At about the same time, I had another invitation from a magazine – I think... I think it was Discover Magazine. They said they were devoting an issue to museums and would I care to write about this? And since museums, like public libraries had been crucial for me growing up, much more so than any formal schooling, and since I had spent hundreds of hours in the South Kensington museums, in the Natural History Museum, the Science Museum and the
Geology Museum – at that time the Geology Museum was separate, it wasn’t fused with the Natural History Museum as it is now – I... I had spent so many... so many hours in museums including, on one occasion, hiding when the Natural History Museum closed at night and spending a spooky night there, where... where dinosaur skeletons suddenly loomed up in front of me. I can’t say which of those museums was my favourite, I... or rather I should say that the Science and Geology Museums were at first my favourite because my love was in chemistry and the physical sciences and mineralogy.
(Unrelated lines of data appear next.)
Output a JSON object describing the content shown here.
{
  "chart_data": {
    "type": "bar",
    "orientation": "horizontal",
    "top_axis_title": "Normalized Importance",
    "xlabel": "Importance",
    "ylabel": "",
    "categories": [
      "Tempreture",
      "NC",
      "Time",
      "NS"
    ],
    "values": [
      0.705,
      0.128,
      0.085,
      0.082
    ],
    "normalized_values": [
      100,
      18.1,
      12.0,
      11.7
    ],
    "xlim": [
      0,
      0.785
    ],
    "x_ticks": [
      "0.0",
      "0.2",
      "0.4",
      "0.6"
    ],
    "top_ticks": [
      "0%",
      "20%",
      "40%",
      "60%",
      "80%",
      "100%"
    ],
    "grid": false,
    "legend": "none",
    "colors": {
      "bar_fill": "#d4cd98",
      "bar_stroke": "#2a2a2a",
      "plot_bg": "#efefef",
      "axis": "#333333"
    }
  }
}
And then, when I was 14 plus and turned towards biology, then the Natural History Museum became my favourite. And I actually, when I was 16, got a ticket which enabled me to go into what they called the New Spirit building because, in any museum, behind what’s actually shown, there is the rest of the iceberg, the 6/7, the 99% of specimens which are not on show and all the research which goes on. I still have that ticket and I was able to show it to the director of the museum when I went there with you, Kate, a couple of years ago. So, I wrote about the South Kensington museums.
So, one way and another, in these two articles in '93 I was both looking back to early adolescence and also the years just before adolescence. And what meant most to me at that time: chemistry, Humphry Davy, history of chemistry and the museums.